The live funeral of Queen Elizabeth II on Monday will take its place among the most-watched international TV events of all time.
Measurement of its audience will be difficult, although plenty of estimates -- accurate or not -- will emerge in its aftermath. Look for them to be in the billions.
Televised events such as this one, that rivet audiences both globally and domestically, are relative rarities or, at the very least, they occur infrequently.
Some are based on sudden news events. Others, whether sad or celebratory, are irresistible events for millions and sometimes billions.
The world watched Elizabeth’s coronation in 1952, and on Monday, billions will likely watch her funeral to share in the experience of saying good-bye.
The funeral is scheduled to start at 11 a.m. London time, which is five hours ahead of the U.S. Eastern time zone, meaning the event will start here at 6 a.m. eastern.

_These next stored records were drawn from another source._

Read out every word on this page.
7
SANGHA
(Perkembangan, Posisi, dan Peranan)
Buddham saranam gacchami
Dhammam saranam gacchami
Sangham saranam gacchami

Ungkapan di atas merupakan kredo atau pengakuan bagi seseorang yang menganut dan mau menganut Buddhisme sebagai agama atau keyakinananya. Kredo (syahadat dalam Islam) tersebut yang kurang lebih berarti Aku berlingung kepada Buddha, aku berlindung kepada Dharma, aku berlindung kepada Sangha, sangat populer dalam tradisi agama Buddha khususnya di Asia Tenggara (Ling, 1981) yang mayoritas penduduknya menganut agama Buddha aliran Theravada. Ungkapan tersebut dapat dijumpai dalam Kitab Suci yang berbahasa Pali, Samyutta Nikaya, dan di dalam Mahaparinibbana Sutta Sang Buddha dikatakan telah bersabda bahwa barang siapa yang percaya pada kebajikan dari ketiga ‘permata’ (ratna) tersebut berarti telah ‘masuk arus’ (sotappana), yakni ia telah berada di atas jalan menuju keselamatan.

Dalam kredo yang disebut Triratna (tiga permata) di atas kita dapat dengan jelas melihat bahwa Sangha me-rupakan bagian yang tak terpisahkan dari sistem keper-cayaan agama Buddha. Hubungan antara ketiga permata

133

It is unnecessary to list all of the TV networks and news web sites that will air the event live because it will be seen on all of them. It will be impossible to miss.
Most of the news sites and networks are planning to begin their coverage several hours earlier in the morning before the official start of the service.
The earliness of the coverage will likely not have a huge impact on viewership. For an event such as this, people will plan to get up early.
Britain’s royals have figured in many of TV’s most-watched global events, including the wedding of Charles and Diana in 1981, Diana’s funeral in 1997, the wedding of Prince William and Kate Middleton in 2011, and the wedding of Prince Harry and Meghan Markle in 2018.
But certain news events in TV history have drawn audiences on par with, or far larger, than these royal rituals.
Among them: Coverage of the assassination of President Kennedy in 1963, the Apollo 11 moon landing in 1969, coverage of the Munich massacre at the 1972 Summer Olympics, President Nixon’s resignation speech in 1974, the infamous O.J. Simpson Bronco chase in 1994, the O.J. verdict on October 3, 1995, and many more.
The audience for 1985’s international Live Aid concert has been estimated at 1.9 billion, although the accuracy of this tally and others like it that stretch into the billions are often disputed, or at least looked upon with skepticism.
Whether or not the audience estimates in the days following the funeral are credible or not, the funeral itself will be all that matters to that great portion of the world united in grief who will not be able to resist dropping everything to watch it.
For on Monday, Elizabeth II will be queen for a day, and for all time.